Diese Schönheit wird nach Ansicht der UN-Organisation durch die Brücke nun deutlich beschädigt, da diese in Sichtweite der Innenstadt gebaut wird. In den vergangenen Jahren gab es schon massive Warnungen. 2006 landete Dresden auf der Roten Liste der gefährdeten Welterbestätten, auf der sich hauptsächlich Orte befinden, die durch Kriege oder Naturkatastrophen beschädigt sind. Das Land Sachsen jedoch setzte weiter auf das Vorhaben, zumal ein Bürgerentscheid aus dem Jahr zuvor eine Mehrheit für den Brückenbau ergab. Von einer Aberkennung des Welterbetitels war zu diesem Zeitpunkt allerdings noch keine Rede. Der Rat der Stadt Dresden dagegen wurde aktiv: Er beschloss den Baustopp und versuchte sein Vorhaben gegen die Landesregierung sogar vor dem Bundesverfassungsgericht durchzusetzen - allerdings vergeblich. Im Juni 2007 beschloss die Unesco, Dresden eine weitere Schonfrist zu geben. Doch schon im November desselben Jahres begannen die Arbeiten für die Autobrücke.
Die kulturpolitischen Sprecher der Bundestagsfraktionen zeigten sich angesichts dieser Vorgeschichte nicht überrascht von der Entscheidung der UN-Organisation. "Die Unesco konnte nicht anders handeln", sagte Monika Griefahn (SPD). Sie habe den Weltkulturerbestatus aberkennen müssen, "um ihre eigene Glaubwürdigkeit und den Wert der Auszeichnung nicht zu beschädigen". Katrin Göring-Eckardt (Bündnis 90/Die Grünen) beschuldigte unter anderem die Landesregierung, mit "Sturheit und Uneinsichtigkeit" die Entscheidung unvermeidbar gemacht zu haben. Lukrezia Jochimsen (Die Linke) nannte das Votum "eine Schmach für die so hoch gepriesene Kulturnation Deutschland". Auch Wolfgang Börnsen (CDU) sagte dieser Zeitung, er "bedauere die Entscheidung außerordentlich, aber der Bau war Bürgerwille". Seiner Meinung nach hätte die Unesco dem Wunsch stattgeben sollen, ein Jahr abzuwarten, um die Konsequenzen des Baus für die Landschaft wirklich einschätzen zu können.

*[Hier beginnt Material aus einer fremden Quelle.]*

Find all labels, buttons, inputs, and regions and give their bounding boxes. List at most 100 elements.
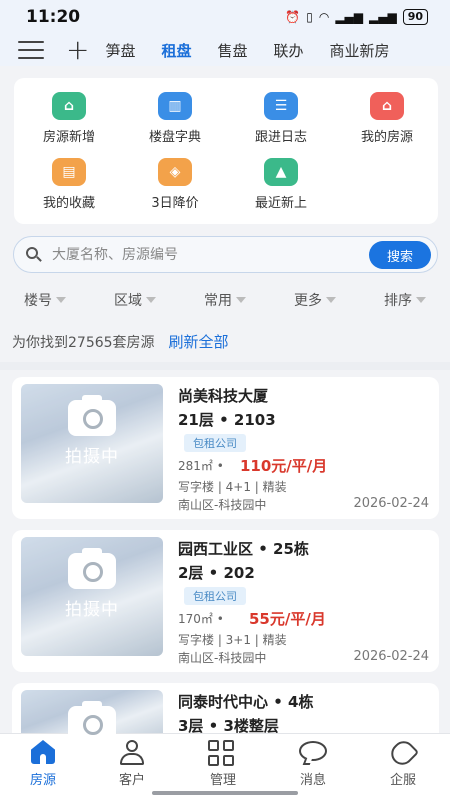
message-icon: [298, 740, 328, 766]
my-house-icon: ⌂: [370, 92, 404, 120]
quick-action-label: 楼盘字典: [148, 130, 201, 145]
quick-action-favorites[interactable]: ▤ 我的收藏: [14, 158, 124, 211]
quick-action-label: 我的房源: [360, 130, 413, 145]
search-icon: [26, 246, 42, 263]
listing-card[interactable]: 拍摄中 尚美科技大厦 21层 • 2103 包租公司 281㎡ • 110元/平…: [12, 377, 439, 519]
nav-label: 客户: [118, 773, 145, 788]
filter-common[interactable]: 常用: [204, 290, 246, 310]
listing-area: 281㎡ •: [178, 459, 224, 473]
quick-action-label: 最近新上: [254, 196, 307, 211]
search-button[interactable]: 搜索: [369, 241, 431, 269]
quick-action-label: 我的收藏: [42, 196, 95, 211]
camera-icon: [68, 548, 116, 589]
listing-district: 南山区-科技园中: [178, 498, 267, 512]
listing-date: 2026-02-24: [353, 649, 429, 664]
tab-sale[interactable]: 售盘: [218, 40, 248, 61]
listing-title: 尚美科技大厦: [178, 387, 269, 405]
divider: [0, 362, 450, 370]
listing-photo: 拍摄中: [21, 384, 163, 503]
menu-icon[interactable]: [18, 41, 44, 59]
status-icons: ⏰ ▯ ◠ ▂▄▆ ▂▄▆ 90: [285, 9, 428, 25]
filter-area[interactable]: 区域: [114, 290, 156, 310]
tab-joint-office[interactable]: 联办: [274, 40, 304, 61]
vibrate-icon: ▯: [306, 10, 313, 24]
caret-down-icon: [56, 297, 66, 303]
alarm-icon: ⏰: [285, 10, 301, 24]
listing-badge: 包租公司: [184, 587, 246, 605]
result-row: 为你找到27565套房源 刷新全部: [12, 331, 229, 352]
listing-tags: 写字楼 | 3+1 | 精装: [178, 633, 287, 647]
nav-clients[interactable]: 客户: [97, 740, 167, 788]
listing-card[interactable]: 拍摄中 园西工业区 • 25栋 2层 • 202 包租公司 170㎡ • 55元…: [12, 530, 439, 672]
nav-label: 房源: [29, 773, 56, 788]
listing-badge: 包租公司: [184, 434, 246, 452]
filter-label: 更多: [294, 293, 322, 309]
new-bag-icon: ▲: [264, 158, 298, 186]
camera-icon: [68, 395, 116, 436]
search-bar: 搜索: [13, 236, 438, 273]
listing-area: 170㎡ •: [178, 612, 224, 626]
search-input[interactable]: [52, 246, 352, 263]
top-bar: + 笋盘 租盘 售盘 联办 商业新房: [0, 34, 450, 66]
status-bar: 11:20 ⏰ ▯ ◠ ▂▄▆ ▂▄▆ 90: [0, 0, 450, 34]
listing-price: 55元/平/月: [249, 610, 326, 628]
caret-down-icon: [416, 297, 426, 303]
filter-label: 排序: [384, 293, 412, 309]
filter-more[interactable]: 更多: [294, 290, 336, 310]
wallet-icon: ▤: [52, 158, 86, 186]
camera-icon: [68, 701, 116, 742]
quick-action-price-drop[interactable]: ◈ 3日降价: [120, 158, 230, 211]
filter-building-number[interactable]: 楼号: [24, 290, 66, 310]
listing-district: 南山区-科技园中: [178, 651, 267, 665]
quick-action-follow-log[interactable]: ☰ 跟进日志: [226, 92, 336, 145]
battery-icon: 90: [402, 9, 428, 25]
house-plus-icon: ⌂: [52, 92, 86, 120]
bottom-nav: 房源 客户 管理 消息 企服: [0, 733, 450, 800]
listing-photo: 拍摄中: [21, 537, 163, 656]
grid-icon: [208, 740, 238, 766]
nav-label: 消息: [299, 773, 326, 788]
refresh-all-link[interactable]: 刷新全部: [169, 331, 229, 352]
wifi-icon: ◠: [318, 10, 330, 24]
nav-listings[interactable]: 房源: [8, 740, 78, 788]
quick-action-recent-new[interactable]: ▲ 最近新上: [226, 158, 336, 211]
filter-sort[interactable]: 排序: [384, 290, 426, 310]
quick-actions-card: ⌂ 房源新增 ▥ 楼盘字典 ☰ 跟进日志 ⌂ 我的房源 ▤ 我的收藏 ◈ 3日降…: [14, 78, 438, 224]
heart-icon: [386, 736, 420, 770]
home-icon: [28, 740, 58, 766]
quick-action-my-listings[interactable]: ⌂ 我的房源: [332, 92, 442, 145]
tab-sunpan[interactable]: 笋盘: [105, 40, 135, 61]
caret-down-icon: [326, 297, 336, 303]
status-time: 11:20: [26, 7, 81, 27]
person-icon: [117, 740, 147, 766]
building-icon: ▥: [158, 92, 192, 120]
home-indicator[interactable]: [152, 791, 298, 795]
listing-date: 2026-02-24: [353, 496, 429, 511]
quick-action-add-listing[interactable]: ⌂ 房源新增: [14, 92, 124, 145]
log-icon: ☰: [264, 92, 298, 120]
caret-down-icon: [236, 297, 246, 303]
add-icon[interactable]: +: [66, 36, 89, 64]
tab-rent[interactable]: 租盘: [161, 40, 191, 61]
quick-action-label: 3日降价: [151, 196, 199, 211]
quick-action-label: 房源新增: [42, 130, 95, 145]
listing-tags: 写字楼 | 4+1 | 精装: [178, 480, 287, 494]
filter-label: 楼号: [24, 293, 52, 309]
result-count: 为你找到27565套房源: [12, 334, 155, 351]
tab-commercial-new[interactable]: 商业新房: [330, 40, 390, 61]
nav-messages[interactable]: 消息: [278, 740, 348, 788]
quick-action-label: 跟进日志: [254, 130, 307, 145]
listing-title: 园西工业区 • 25栋: [178, 540, 309, 558]
signal-icon: ▂▄▆: [335, 10, 363, 24]
photo-status: 拍摄中: [65, 600, 119, 620]
listing-floor: 2层 • 202: [178, 564, 255, 582]
filter-row: 楼号 区域 常用 更多 排序: [0, 290, 450, 320]
quick-action-building-dictionary[interactable]: ▥ 楼盘字典: [120, 92, 230, 145]
price-tag-icon: ◈: [158, 158, 192, 186]
nav-management[interactable]: 管理: [188, 740, 258, 788]
caret-down-icon: [146, 297, 156, 303]
nav-enterprise[interactable]: 企服: [368, 736, 438, 788]
filter-label: 常用: [204, 293, 232, 309]
nav-label: 管理: [209, 773, 236, 788]
filter-label: 区域: [114, 293, 142, 309]
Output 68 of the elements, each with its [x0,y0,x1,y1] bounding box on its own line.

Um ein Debakel wie dieses künftig zu verhindern, fordern die Grünen ein Umsetzungsgesetz, mit dem die Wirkung der UN-Konvention gestärkt wird. Da das Übereinkommen zum Völkervertragsrecht zähle und somit nicht als "unmittelbar innerstaatlich geltendes Recht" anzusehen sei, bedürfe es Änderungen etwa im Baugesetzbuch und im Flurbereinigungsgesetz.
Unterstützt werden sie in ihrem Anliegen von FDP- und Linksfraktion. "Die Entscheidung des Unesco-Welterbekomitees beweist: Ohne ein Ausführungsgesetz gibt es offenbar kein rechtliches Instrumentarium, um alle Länder und Kommunen zur Einhaltung der Konvention anzuhalten", sagte Hans-Joachim Otto (FDP). "Man hätte aus dem Dresdner Desaster lernen können - aber die Koalitionsparteien wollen nicht einmal das", klagte Jochimsen. Die Koalitionsfraktionen hatten am 17. Juni im Kulturausschuss gegen den Antrag gestimmt.
"Die Umsetzung der Konvention ist reine Ländersache", sagte Börnsen. Er würde jedoch einen Beschluss der Bundesländer über ein gemeinsames Vorgehen beim Welterbe befürworten. Die SPD-Fraktion kündigte an, in der nächsten Legislaturperiode zu prüfen, ob die Bestimmungen der Konvention "noch verpflichtender als bisher gesetzlich verankert werden können". So eindeutig, wie die Grünen es darstellten, sei die rechtliche Lage nicht.
Ob die Dresdner sich ein zweites Mal um die Aufnahme in die Welterbeliste bewerben, ist fraglich. Oberbürgermeisterin Helma Orosz (CDU) sagte, dies werde es nur geben, wenn die Bürger das Ansinnen unterstützten. Die Brücke aber soll auf jeden Fall weitergebaut werden.